Tuition for first-year, full-time students is being hiked by 4.5 per cent. That means tuition will increase from $2,529 this school year to $2,643 for the next school year.
For second and third-year full-time students, tuition is being increased by four per cent. For degree programs such as nursing, tuition is being hiked 4.5 per cent in the first year and four per cent in continuing years.
While the college is allowed to hike tuition high-demand or graduate programs by eight per cent in the first year and four per cent in continuing years, the college didn't go for the maximum increase in all cases.
For example, in the advanced care paramedic program, there's a zero per cent tuition fee increase. However, tuition for this program, which is considered high demand, is already priced at $12,000.

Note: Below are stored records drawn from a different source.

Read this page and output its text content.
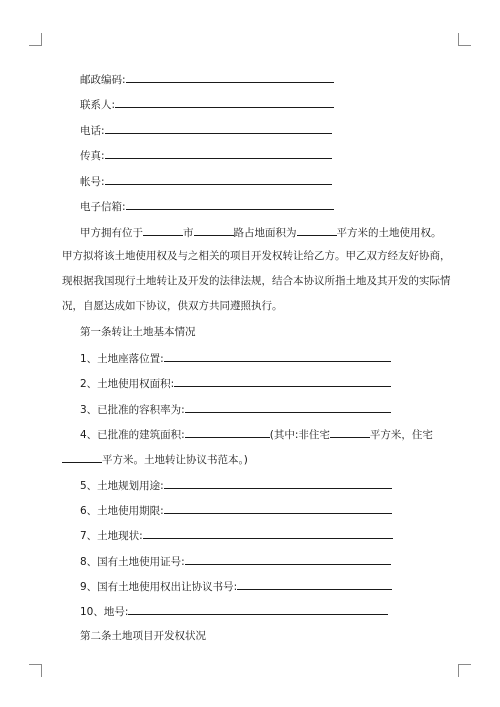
邮政编码:
联系人:
电话:
传真:
帐号:
电子信箱:
甲方拥有位于	市	路占地面积为	平方米的土地使用权。
甲方拟将该土地使用权及与之相关的项目开发权转让给乙方。甲乙双方经友好协商，
现根据我国现行土地转让及开发的法律法规，结合本协议所指土地及其开发的实际情
况，自愿达成如下协议，供双方共同遵照执行。
第一条转让土地基本情况
1、土地座落位置:
2、土地使用权面积:
3、已批准的容积率为:
4、已批准的建筑面积:	(其中:非住宅	平方米，住宅
平方米。土地转让协议书范本。)
5、土地规划用途:
6、土地使用期限:
7、土地现状:
8、国有土地使用证号:
9、国有土地使用权出让协议书号:
10、地号:
第二条土地项目开发权状况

Quirion said this is the case because the college wants to have comparable fees to other post-secondary institutions, and not price itself out of the market.
Colleges are allowed to charge more for high-demand programs because they're more expensive to operate and there's lots of jobs for graduates, she said.
Before board members approved the tuition fee increase, faculty representative Dave Starbuck questioned why the hike had to happen in the first place.
He said the college's faculty are locked into a contract with a zero per cent increase over the next two years, and staff are only getting a 1.75 per cent increase. Inflation rates are also very low.
While president Sylvia Barnard conceded this is true, she said there are multiple other costs the college has to cover which aren't funded by the province. These include electricity, repairs to buildings and upgrades to technology.
Short of coming back to the board with a budget where administration is recommending layoffs and program closures, the college is “not in a position financially” to avoid tuition hikes, she said.
If the college were to complain to the government that they're having difficulty balancing their budget because of funding freezes amid increasing costs, the government would just ask why Cambrian isn't using all the tools it's been given.
“One of the tools the government provides us with is the ability to increase the tuition within the parameters that they have laid out,” Barnard said.
When informed of the impending tuition fee increases, the president of the Cambrian College Students' Administrative Council (SAC) quipped “we're happy it's not $500, I'll tell you that much.”
At the same time, Curtis Bell said the provincial college student organization, the College Student Alliance, is asking the Ontario government to freeze tuition fees for two years.
He said it's “difficult and stressful” for students to find enough money to pay for tuition, books and living costs while they're in school, and when they graduate, many face high debt levels.
As someone who has attended both college and university, Bell said he has about $40,000 in OSAP loans. With tuition fee increases, students' debt loads will only increase, he said.